Çalışmalarımda gördüğüm kadarıyla toplumumuzda kutsal olarak nitelendirilen zamanların en başında Ramazan ayı geliyor. Devamında bu ayın içerisinde ifa ettiğimiz Kadir Gecesi'nin önemi büyük oranda biliniyor. Bayramlar ise bu kutsal zamanların adeta meyvesi olarak bizlere sunulan bir motivasyon zamanı olarak gönülleri ferahlatıyor. Allah için kendimizi maddi ve manevi birçok yönden terbiye ederek O’nun için topluca yaptığımız bir teslimiyet eylemini başarı ile tamamlamanın getirdiği bir müreffehlik sarıyor bizleri bu kutlu günlerde…
YALNIZLIĞIMIZDAN SIYRILIYORUZ
Bayramlar geleneğimizde ise ayrı bir mukimliğe sahip. “Nerede o eski bayramlar…” dense de halen eski bayramların tadını yaşatan yerler ve oralardaki geleneklerin izleri bizlere bayram neşesinin, dostluğun, birlik ve beraberliğin bitmediğini gösteriyor. Kadim kültürümüz ve İslam şiarında bayramlar, sıradan giden hayatın olağan akışına kendisini kaptırmış insanları kendine getiren, etrafını görmesini sağlayan ve yalnızlık temasından sıyrılmasına vesile olan bir görev ifa ediyor aslında…
Küresel kültürlerin toplumumuzda kuşatıcı tarafı da olsa belki “Nerede o eski bayramlar” da denilse, sahiplenme ve aidiyet bilincine sahip bireylerin varlığı ile toplumumuzda bayramların hala canlılığını koruduğunu ve devam ettiğini görüyoruz. Fıtrattaki İslam inancının yer aldığı ruhun köklerinde medeniyet değerlerinin sarsılmadığı da aynı zamanda bir gerçek olarak karşımıza çıkıyor.
Bayramlar sevinç ve mutlulukların paylaşıldığı günler olsa da bazen hüznün ve acıların da paylaşıldığı vakitler olabiliyor. Belki bizler için neşe içinde geçen bir bayram, başka bir kimse için hüznün yaşandığı bir zaman olarak icra edilebiliyor. Bayramı bayram yapan ise mutlulukları paylaşarak artırma, acıları paylaşıp, kişileri duyarlılığa davet ederek o acıları azaltma düsturudur. Bu doğrultuda Ramazan Bayramı, farklı diyarlardaki Müslüman kardeşlerimizi anma, onları düşünerek empati anlayışı içerisinde yaşayacağımız bir bayramı da vacip kılıyor bizler için…

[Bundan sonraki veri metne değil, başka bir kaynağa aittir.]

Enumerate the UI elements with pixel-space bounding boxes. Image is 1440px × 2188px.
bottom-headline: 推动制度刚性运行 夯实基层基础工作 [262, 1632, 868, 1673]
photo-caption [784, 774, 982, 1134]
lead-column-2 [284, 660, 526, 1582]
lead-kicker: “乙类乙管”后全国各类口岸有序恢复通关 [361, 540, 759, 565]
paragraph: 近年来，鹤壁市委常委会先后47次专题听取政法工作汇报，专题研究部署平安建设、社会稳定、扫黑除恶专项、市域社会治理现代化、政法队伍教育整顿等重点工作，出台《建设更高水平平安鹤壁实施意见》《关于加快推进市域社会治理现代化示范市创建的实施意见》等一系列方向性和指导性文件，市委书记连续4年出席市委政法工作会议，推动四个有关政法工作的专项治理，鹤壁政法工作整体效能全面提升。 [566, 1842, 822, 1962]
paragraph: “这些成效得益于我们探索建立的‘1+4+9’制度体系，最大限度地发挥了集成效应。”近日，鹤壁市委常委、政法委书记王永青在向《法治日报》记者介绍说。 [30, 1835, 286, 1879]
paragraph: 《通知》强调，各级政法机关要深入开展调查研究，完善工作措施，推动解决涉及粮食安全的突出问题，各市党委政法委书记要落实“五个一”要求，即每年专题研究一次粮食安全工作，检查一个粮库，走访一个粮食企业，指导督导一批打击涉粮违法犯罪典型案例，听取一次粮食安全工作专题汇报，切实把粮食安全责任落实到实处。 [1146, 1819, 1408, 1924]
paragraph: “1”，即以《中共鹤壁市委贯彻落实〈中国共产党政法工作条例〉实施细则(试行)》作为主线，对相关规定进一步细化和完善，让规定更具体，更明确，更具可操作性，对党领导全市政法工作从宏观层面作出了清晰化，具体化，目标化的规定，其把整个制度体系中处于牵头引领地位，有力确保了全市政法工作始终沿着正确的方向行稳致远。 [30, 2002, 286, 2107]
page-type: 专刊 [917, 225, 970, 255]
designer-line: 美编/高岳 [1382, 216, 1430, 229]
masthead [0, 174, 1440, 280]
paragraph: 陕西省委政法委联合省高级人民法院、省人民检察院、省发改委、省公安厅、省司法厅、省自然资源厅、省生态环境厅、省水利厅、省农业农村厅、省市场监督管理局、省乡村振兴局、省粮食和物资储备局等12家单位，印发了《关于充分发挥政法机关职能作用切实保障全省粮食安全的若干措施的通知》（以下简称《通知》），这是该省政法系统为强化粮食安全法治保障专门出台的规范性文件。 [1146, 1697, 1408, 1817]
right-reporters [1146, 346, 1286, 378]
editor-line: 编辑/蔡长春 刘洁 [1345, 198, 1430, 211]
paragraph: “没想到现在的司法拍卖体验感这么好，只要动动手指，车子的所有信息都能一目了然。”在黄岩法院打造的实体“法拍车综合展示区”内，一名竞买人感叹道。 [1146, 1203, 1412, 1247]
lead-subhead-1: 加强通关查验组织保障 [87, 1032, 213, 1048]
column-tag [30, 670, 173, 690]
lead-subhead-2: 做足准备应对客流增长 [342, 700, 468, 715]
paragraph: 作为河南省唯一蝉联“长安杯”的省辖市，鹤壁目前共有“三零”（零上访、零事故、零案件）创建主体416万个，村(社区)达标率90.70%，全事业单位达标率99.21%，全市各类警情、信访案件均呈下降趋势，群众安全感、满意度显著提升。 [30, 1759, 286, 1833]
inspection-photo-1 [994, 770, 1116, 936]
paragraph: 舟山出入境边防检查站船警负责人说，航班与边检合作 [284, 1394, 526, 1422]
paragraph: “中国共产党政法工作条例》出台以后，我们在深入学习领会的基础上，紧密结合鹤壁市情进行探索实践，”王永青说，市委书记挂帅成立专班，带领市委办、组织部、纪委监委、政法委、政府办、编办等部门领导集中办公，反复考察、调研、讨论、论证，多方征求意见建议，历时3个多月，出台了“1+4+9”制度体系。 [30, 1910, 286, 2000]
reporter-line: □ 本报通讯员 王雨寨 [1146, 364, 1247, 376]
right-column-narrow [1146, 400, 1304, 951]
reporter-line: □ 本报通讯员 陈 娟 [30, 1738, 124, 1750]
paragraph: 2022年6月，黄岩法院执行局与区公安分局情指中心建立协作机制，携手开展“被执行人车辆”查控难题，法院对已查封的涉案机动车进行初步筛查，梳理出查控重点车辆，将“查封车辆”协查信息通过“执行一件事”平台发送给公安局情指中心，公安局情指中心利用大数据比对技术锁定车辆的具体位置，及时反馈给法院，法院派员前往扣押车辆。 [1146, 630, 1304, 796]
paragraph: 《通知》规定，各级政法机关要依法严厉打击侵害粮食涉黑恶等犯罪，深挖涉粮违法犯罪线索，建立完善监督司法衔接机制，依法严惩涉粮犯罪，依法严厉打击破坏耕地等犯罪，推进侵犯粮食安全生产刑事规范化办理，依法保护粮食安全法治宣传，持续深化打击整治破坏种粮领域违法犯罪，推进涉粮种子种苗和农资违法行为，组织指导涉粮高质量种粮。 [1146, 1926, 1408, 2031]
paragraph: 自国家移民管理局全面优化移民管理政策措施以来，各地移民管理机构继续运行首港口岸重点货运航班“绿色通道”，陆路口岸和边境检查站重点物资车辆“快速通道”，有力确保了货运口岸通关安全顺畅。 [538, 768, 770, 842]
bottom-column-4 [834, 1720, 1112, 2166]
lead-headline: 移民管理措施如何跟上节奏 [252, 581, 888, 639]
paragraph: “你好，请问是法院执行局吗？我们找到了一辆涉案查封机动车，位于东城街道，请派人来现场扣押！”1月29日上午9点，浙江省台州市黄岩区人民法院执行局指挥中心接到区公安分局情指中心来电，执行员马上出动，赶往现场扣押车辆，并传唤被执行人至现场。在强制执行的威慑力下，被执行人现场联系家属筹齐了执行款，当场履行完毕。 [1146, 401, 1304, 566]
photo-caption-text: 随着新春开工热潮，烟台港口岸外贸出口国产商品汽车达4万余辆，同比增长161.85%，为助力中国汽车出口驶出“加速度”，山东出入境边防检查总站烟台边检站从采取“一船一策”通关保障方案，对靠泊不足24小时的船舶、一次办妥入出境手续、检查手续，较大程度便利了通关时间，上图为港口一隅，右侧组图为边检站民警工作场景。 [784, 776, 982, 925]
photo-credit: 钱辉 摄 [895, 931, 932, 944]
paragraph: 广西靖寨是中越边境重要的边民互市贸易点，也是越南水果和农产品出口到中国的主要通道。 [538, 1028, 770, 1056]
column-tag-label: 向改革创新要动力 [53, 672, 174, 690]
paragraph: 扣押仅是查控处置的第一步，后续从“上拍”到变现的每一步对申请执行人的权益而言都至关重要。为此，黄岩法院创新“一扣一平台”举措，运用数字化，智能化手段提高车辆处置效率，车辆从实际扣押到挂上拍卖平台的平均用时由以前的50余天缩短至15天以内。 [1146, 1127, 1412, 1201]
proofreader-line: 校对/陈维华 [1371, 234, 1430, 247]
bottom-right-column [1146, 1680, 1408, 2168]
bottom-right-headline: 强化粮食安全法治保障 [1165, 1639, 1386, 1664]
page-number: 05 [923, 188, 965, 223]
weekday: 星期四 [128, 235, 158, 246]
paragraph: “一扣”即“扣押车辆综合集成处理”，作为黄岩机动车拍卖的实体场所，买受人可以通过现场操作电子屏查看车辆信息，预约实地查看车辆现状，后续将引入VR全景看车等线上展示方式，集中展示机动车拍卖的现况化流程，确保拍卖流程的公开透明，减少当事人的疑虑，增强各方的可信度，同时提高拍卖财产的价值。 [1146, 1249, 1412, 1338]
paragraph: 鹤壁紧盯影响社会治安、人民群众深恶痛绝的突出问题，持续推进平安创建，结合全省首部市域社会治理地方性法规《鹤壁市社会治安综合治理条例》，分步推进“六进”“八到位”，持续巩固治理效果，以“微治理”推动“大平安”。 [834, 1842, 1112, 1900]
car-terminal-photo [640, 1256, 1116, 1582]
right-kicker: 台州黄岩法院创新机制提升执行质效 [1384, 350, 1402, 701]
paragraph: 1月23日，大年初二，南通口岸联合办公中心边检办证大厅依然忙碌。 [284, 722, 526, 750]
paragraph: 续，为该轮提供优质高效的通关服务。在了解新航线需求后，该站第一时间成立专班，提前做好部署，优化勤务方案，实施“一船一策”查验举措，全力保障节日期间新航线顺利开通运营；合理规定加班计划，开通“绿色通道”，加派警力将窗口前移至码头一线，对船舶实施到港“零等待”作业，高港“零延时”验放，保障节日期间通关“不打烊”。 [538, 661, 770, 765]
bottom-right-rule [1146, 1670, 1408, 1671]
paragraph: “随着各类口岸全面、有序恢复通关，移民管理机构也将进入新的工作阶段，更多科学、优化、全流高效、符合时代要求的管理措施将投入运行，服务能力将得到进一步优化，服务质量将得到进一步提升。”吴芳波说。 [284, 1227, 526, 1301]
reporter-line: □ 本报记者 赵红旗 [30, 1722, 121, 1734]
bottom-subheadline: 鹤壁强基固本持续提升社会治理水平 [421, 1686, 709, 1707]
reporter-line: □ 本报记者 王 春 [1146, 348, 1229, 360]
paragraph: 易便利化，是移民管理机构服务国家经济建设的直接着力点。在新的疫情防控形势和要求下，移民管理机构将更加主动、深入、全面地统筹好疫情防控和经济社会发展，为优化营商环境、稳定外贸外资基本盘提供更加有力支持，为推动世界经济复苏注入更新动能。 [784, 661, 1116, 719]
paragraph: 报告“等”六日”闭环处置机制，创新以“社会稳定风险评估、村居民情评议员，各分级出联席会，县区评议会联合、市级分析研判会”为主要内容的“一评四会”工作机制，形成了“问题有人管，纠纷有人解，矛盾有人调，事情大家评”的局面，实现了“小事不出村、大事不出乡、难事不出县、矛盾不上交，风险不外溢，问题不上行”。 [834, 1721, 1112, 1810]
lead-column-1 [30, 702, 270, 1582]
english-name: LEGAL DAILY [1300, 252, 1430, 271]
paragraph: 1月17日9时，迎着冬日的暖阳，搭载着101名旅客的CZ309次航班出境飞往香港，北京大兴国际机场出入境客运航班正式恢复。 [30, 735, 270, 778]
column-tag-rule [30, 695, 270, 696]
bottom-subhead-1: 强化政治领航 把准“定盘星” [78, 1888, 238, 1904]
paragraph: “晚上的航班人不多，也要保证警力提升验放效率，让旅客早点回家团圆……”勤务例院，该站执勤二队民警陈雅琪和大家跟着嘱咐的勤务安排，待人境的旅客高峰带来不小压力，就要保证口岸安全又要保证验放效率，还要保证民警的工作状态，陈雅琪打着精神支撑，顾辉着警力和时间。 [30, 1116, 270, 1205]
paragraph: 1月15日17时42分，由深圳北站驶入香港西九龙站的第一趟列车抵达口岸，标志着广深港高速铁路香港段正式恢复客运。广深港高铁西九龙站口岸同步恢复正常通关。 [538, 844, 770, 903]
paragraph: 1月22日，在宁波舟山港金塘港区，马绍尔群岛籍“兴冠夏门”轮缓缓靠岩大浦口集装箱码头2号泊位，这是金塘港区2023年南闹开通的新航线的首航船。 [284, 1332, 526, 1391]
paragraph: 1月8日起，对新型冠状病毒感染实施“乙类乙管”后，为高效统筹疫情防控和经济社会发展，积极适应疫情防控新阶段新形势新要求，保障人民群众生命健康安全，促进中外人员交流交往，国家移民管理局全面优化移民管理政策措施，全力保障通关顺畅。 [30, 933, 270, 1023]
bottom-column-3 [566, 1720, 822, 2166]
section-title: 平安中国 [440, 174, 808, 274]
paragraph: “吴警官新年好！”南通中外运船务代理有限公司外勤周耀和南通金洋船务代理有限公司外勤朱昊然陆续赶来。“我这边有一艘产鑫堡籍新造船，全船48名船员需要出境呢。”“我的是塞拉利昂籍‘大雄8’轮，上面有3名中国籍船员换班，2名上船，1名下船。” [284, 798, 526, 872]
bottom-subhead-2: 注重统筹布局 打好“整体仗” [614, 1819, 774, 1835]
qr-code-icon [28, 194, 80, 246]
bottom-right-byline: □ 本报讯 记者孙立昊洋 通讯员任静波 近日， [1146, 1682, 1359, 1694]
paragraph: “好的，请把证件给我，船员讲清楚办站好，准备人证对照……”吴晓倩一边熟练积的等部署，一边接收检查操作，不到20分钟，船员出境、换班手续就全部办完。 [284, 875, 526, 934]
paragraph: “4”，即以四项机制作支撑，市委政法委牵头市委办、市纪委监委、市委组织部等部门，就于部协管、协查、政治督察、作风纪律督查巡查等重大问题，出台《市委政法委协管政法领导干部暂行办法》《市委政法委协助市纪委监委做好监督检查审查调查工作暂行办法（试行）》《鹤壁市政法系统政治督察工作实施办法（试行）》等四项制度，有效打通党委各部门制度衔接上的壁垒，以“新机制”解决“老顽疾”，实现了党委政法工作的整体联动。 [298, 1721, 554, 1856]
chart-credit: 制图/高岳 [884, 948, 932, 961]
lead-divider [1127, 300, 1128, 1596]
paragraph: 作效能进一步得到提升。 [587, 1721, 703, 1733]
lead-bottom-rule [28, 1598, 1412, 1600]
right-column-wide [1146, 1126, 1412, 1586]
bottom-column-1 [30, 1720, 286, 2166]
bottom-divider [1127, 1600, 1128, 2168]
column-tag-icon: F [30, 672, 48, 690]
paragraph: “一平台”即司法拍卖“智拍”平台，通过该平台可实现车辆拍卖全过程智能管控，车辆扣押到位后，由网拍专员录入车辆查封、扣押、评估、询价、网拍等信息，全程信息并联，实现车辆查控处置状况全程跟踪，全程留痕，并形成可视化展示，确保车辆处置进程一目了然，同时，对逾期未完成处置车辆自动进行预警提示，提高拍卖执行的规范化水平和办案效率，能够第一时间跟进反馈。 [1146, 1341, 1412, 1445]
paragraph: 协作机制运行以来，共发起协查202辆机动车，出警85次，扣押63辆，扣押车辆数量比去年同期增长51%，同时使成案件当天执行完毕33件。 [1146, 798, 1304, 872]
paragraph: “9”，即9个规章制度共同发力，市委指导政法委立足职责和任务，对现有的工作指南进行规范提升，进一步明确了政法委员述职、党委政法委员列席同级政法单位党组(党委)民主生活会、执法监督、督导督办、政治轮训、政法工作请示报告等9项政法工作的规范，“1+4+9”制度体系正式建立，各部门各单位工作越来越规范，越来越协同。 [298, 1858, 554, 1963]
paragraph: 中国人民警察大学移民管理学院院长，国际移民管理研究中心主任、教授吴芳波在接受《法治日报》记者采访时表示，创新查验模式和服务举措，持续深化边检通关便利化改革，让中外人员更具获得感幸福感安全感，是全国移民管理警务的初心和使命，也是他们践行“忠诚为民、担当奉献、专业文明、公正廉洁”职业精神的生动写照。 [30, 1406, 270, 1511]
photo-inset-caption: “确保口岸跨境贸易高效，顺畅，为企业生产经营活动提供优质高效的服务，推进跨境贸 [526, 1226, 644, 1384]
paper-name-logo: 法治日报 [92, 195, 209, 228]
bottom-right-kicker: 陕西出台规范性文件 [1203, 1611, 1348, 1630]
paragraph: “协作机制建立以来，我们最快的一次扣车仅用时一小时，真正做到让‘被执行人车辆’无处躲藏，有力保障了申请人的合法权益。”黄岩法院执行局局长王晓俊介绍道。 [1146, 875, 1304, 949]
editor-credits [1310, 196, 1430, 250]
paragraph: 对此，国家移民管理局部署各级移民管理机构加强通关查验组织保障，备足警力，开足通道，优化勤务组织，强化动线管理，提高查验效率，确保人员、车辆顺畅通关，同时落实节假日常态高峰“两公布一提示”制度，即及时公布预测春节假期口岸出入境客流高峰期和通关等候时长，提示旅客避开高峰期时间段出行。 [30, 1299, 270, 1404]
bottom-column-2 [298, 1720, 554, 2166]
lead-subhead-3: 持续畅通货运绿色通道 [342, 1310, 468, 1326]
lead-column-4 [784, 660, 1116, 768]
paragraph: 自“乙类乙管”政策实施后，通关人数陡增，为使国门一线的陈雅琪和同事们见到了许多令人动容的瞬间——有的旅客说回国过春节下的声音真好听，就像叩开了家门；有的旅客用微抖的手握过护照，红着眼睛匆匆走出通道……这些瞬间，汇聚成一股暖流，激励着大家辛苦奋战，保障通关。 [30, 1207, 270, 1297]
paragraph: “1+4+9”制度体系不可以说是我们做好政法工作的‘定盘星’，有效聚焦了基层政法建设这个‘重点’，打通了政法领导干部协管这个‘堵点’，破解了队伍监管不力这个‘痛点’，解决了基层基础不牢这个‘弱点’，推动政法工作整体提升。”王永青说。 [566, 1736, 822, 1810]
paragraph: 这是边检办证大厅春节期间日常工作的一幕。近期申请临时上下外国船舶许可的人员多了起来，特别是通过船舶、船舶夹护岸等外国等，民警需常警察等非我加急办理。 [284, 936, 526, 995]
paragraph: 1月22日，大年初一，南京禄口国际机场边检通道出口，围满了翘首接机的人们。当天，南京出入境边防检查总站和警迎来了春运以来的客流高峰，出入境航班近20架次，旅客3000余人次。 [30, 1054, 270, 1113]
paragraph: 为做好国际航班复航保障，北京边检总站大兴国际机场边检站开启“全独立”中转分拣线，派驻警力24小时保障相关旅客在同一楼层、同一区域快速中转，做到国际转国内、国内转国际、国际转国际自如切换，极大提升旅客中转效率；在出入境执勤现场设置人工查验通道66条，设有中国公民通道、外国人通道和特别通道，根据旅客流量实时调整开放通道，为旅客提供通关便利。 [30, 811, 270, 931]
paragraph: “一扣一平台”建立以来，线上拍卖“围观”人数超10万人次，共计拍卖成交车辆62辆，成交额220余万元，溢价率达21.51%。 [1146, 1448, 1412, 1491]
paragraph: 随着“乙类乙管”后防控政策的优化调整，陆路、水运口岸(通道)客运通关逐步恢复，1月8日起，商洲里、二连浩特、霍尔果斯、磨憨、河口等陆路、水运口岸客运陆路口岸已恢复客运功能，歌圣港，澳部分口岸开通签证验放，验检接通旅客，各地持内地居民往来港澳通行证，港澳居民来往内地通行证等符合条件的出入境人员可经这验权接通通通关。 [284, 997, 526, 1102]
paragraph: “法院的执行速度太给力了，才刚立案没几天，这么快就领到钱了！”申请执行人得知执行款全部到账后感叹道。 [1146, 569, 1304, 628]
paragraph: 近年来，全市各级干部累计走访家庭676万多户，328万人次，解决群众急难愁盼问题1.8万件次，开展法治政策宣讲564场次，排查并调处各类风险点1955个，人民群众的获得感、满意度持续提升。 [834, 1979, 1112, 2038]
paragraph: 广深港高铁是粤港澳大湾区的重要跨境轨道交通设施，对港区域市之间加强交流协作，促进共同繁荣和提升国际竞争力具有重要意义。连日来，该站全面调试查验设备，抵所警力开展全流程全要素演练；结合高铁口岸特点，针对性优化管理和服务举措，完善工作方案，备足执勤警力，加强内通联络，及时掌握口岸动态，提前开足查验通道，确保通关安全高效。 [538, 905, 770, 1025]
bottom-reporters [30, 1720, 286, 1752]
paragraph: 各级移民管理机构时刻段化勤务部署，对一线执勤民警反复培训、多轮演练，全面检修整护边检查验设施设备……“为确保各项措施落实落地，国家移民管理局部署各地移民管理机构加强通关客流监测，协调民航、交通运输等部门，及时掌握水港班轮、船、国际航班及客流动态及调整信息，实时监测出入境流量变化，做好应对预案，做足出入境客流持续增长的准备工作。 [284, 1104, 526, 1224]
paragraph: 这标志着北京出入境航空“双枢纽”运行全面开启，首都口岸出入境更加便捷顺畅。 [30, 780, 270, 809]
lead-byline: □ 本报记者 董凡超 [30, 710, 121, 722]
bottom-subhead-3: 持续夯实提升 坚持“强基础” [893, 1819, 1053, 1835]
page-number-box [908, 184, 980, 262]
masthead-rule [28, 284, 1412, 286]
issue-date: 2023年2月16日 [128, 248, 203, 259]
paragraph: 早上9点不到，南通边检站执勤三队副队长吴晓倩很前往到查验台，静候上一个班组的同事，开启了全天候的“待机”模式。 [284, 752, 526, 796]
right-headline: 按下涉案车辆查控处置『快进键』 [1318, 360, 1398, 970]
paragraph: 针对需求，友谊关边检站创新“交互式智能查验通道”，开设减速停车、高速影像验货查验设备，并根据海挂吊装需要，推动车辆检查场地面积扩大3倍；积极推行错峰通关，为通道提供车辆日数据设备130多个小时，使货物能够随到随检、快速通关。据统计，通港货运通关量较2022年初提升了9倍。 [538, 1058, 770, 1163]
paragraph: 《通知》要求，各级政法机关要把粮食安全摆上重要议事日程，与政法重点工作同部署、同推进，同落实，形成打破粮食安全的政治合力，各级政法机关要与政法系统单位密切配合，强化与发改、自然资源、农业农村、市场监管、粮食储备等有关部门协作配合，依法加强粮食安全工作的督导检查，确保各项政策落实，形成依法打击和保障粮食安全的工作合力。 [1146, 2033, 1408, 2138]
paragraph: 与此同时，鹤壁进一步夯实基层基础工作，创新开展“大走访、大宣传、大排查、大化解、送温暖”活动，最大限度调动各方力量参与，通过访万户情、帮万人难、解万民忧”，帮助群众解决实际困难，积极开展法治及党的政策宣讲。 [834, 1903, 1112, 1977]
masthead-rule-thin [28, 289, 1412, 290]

Alvarlı Efe Hazretleri'nin beyitleri bayramın manasını bizlere özetliyor;
“Cân bula cânânını
Bayrâm o bayrâm ola
Kul bula sultânını
Bayrâm o bayrâm ola
Hüzn ü keder def’ ola
Dilde hicâb ref’ ola
Cümle günâh af ola
Bayrâm o bayrâm ola…”
Herkese hayırlı bayramlar diliyorum.